6 thoughts on “The Monologue that Should be a Dialogue

  1. phoenixandtree

    Thanks for making this post, and asking this important question. I’m a male survivor of incest, and your post inspired me to write this- if my penis could speak

    I’ve found the Vagina Monologues to be an important space that allows me to get in touch with my own deep grief about the destruction wrought by sexual violence. I’ve also heard a lot of critiques of the Vagina Monologues, which I think are vital too. I agree with you about the centrality of the need to engage men in movements to end sexual violence.

  2. Aaminah

    Very very deep. And I agree with all the comments thus far too.

    I know this has been said a million times, that people can’t go in with the savior-mentality and idea that they from the outside have the solution. Solutions are going to look different in different communities and they need to come from a profound respect for and understanding of that community. And understanding a community means understanding all of its members and including all of them.

  3. pomegranate queen

    hey Sudy,
    thank you for this post. Been thinking alot about this issue in terms of my own community, and the wider Muslim community…how we need to do the work within our own communities in terms of support, healing and anti-violence organizing/educating. The struggle is to do all that work while also challenging racist stereoypes that depict our cultures/peoples as being inherently violent. That’s why I feel strongly about the importance of us, the people of our communities, the women AND the men, to do this work within our own communities.

    I’m not opposed to solidarity work…but building solidarity requires a meaningful committment to anti-racism and continual dialoguing and self-reflecting….a committment that is often times very half-assed.

    again, thanks for this post.

  4. Katie

    YES YES THANK YOU YES

    i directed the vagina monologues my senior year in college, and the producers that year decided it was time to get men involved, but, to do so, had private all-male discussions led in fraternity houses that most women on campus NEVER felt safe in.

    that, clearly, didn’t work. and i’ve spent the last few years figuring out what about it went wrong with the seemingly good idea to include men in the discussion. and reading your post let me finally realize that (aside from where the men’s functions took place), it never WAS a discussion.

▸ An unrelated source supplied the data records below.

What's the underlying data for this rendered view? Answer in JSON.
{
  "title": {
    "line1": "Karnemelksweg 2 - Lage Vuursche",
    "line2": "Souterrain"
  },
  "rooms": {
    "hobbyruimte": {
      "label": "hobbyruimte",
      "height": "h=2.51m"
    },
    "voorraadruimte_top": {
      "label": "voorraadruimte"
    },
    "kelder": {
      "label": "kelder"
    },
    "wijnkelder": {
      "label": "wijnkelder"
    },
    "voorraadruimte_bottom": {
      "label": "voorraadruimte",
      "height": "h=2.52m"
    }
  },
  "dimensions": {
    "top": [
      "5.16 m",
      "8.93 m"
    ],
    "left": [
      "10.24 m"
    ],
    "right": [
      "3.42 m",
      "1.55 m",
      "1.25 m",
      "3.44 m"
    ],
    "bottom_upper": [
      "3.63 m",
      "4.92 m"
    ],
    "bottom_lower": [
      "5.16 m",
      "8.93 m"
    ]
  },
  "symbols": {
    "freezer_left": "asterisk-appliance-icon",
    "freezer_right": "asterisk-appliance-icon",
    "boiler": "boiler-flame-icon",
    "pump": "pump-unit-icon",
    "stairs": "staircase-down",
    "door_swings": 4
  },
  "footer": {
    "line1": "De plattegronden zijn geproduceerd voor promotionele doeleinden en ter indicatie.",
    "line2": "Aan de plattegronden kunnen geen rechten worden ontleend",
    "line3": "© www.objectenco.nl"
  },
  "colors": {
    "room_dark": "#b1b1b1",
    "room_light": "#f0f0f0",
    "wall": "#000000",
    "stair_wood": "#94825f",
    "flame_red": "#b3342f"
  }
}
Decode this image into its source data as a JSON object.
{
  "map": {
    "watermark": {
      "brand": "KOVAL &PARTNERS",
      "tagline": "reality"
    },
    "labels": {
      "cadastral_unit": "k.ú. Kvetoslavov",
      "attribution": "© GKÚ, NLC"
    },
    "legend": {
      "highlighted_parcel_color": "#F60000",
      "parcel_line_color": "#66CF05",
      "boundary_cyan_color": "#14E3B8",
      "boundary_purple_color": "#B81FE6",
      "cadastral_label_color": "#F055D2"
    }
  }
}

    and as i continue to mull over everything you wrote, i’m sure i’ll come up with more. whew. thank you.

  5. Joan Kelly

    Holy Moses, Sudy. Way to get me choked up first thing in the morning!

    I am linking to this. My private parts are not prepared to make a statement yet, but I can’t even tell you how much your redirect to both include and question men does for my heart. I am so tired of pretending that we can make ourselves safe when we are not the ones making ourselves unsafe. Thank you.

  6. Kai

    A powerful beautiful thoughtful post, Sudy. You got me pondering.